Before you pack one box in anticipation of your move to a co-op, you want to be sure you know everything about the building itself, whether it's quirky rules, upcoming construction, or ongoing squabbles. This will go a long way to easing your move-in process.
Read the board's minutes
This will give you a sense of the issues facing co-op owners in the building and give you a heads-up about potential problems upon move in—and how they've been handled. "Once you've done this, it's critical to speak to current residents to see if people are generally happy living in the building and if the board is responsive to feedback," says Marie Bromberg, a licensed real estate salesperson at Corcoran Real Estate in New York City.
Analyze the fine print
If you're looking to buy into a building, it's important to find out what the "flip tax," or how much you're going to have to pay the co-op when you sell, will be. "I wish I'd known I'd lose three percent when I go to sell," says Tracy Kaler, who owns a co-op in New York City with a higher flip tax than average. "That's a lot of cash on top of the broker's fee—if I had known about it, that could've been a determining factor when I was shopping for apartments."
Know the building's move-in requirements
If you are hiring a moving company, they will need to be insured and they will have other restrictions and requirements to follow. "Depending on the building, the level of insurance coverage required varies," says David Donen, liaison operations manager at OZ Moving & Storage in New York City. "Usually companies will have to have licensing and be bonded, which means their background was checked by the owners of the building." Keep in mind, too, that move-ins will likely be required to take place between 9 a.m. and 4 or 5 p.m. Monday through Friday.
Look up the last five people who sold in the building
Once you've done so, reach out to them, suggests James McGrath, a co-op owner for five years and the co-founder of Yoreevo, a real estate brokerage in New York City. "You can find their names on the property records and with a little digging, probably connect them to an email or LinkedIn profile," he says. "If there's anything noteworthy about the building, especially anybody that was a great help to the building or a reoccurring problem, prior owners will likely be happy to spill the beans."
Pay attention to the way the hallways and elevators look
This is usually a good indication of how well-maintained a building is, says Joshua Arcus, president of Siderow Residential Group in New York City. "Also, always look up in the corners and around the window frames for water damage."

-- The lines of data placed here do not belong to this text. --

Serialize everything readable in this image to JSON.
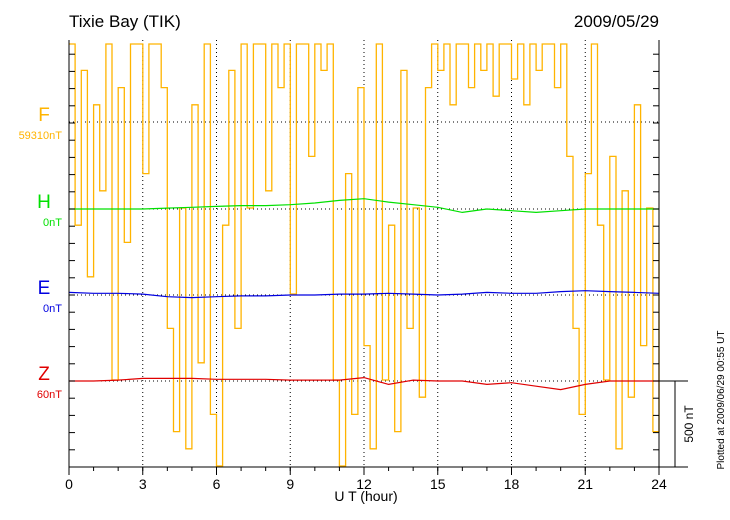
{
  "chart_data": {
    "type": "line",
    "title": "Tixie Bay (TIK)",
    "date": "2009/05/29",
    "xlabel": "U T (hour)",
    "xlim": [
      0,
      24
    ],
    "xticks": [
      "0",
      "3",
      "6",
      "9",
      "12",
      "15",
      "18",
      "21",
      "24"
    ],
    "scale_bar_label": "500 nT",
    "scale_bar_nT": 500,
    "footer": "Plotted at 2009/06/29 00:55 UT",
    "grid": "dotted",
    "series": [
      {
        "name": "F",
        "baseline_label": "59310nT",
        "color": "#ffb400",
        "step_hours": 0.25,
        "values": [
          470,
          -600,
          300,
          -900,
          100,
          -400,
          470,
          -1500,
          200,
          -700,
          470,
          470,
          -300,
          470,
          470,
          200,
          -1200,
          -1800,
          -500,
          -1900,
          100,
          -1400,
          470,
          -1700,
          -2000,
          -600,
          300,
          -1200,
          470,
          -500,
          470,
          470,
          -400,
          470,
          200,
          470,
          -1000,
          470,
          470,
          -200,
          470,
          300,
          470,
          -1500,
          -2000,
          -300,
          -1700,
          200,
          -1300,
          -1900,
          470,
          -1500,
          -600,
          -1800,
          300,
          -1200,
          -500,
          -1600,
          200,
          470,
          300,
          470,
          100,
          470,
          470,
          200,
          470,
          300,
          470,
          150,
          470,
          470,
          250,
          470,
          100,
          470,
          300,
          470,
          470,
          200,
          470,
          -200,
          -1200,
          -1700,
          -300,
          470,
          -600,
          -1500,
          -200,
          -1900,
          -400,
          -1600,
          100,
          -1300,
          -500,
          -1800,
          -700
        ]
      },
      {
        "name": "H",
        "baseline_label": "0nT",
        "color": "#00e000",
        "step_hours": 1,
        "values": [
          0,
          0,
          0,
          0,
          5,
          10,
          15,
          20,
          20,
          25,
          35,
          50,
          60,
          40,
          25,
          10,
          -20,
          0,
          -10,
          -20,
          -10,
          0,
          0,
          0,
          0
        ]
      },
      {
        "name": "E",
        "baseline_label": "0nT",
        "color": "#0000e0",
        "step_hours": 1,
        "values": [
          15,
          10,
          10,
          5,
          -10,
          -15,
          -10,
          -5,
          -5,
          0,
          0,
          5,
          5,
          10,
          5,
          0,
          5,
          15,
          10,
          10,
          20,
          25,
          20,
          15,
          10
        ]
      },
      {
        "name": "Z",
        "baseline_label": "60nT",
        "color": "#e00000",
        "step_hours": 1,
        "values": [
          0,
          0,
          5,
          15,
          15,
          15,
          10,
          10,
          10,
          5,
          5,
          5,
          20,
          -20,
          5,
          0,
          0,
          -20,
          -10,
          -30,
          -50,
          -20,
          0,
          0,
          0
        ]
      }
    ]
  }
}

Make friends with the super
Always introduce yourself early in the bidding process, suggests Allison L. Chiaramonte, an agent at Warburg Realty in New York City. "Not only is it possible he may mention how lovely you seem to potential board members before your interview, he will become a lifeline when you move into the building and your fridge starts leaking at 2 a.m.," she says. "Simply keeping your new super in the loop and asking for advice will make your life so much easier. Also, taking the time to befriend your super will pay back in spades when he graciously keeps the service elevator running an hour longer to help you finish your move or gives you the contact for the cheapest window washer."
Always be mindful of the neighbors
Co-ops are exclusive communities that have their own standards, says Maria Tabakova, an agent at Triplemint Real Estate in New York City. "Embracing these standards from day one will make your integration into the building easier and will help build a great relationship with the co-op board," she says. "Hosting noisy parties, doing construction work after hours, or letting your dog bark all day may come back to bite you once you're trying to get a request approved by the board, like a new pet or a desired renovation project."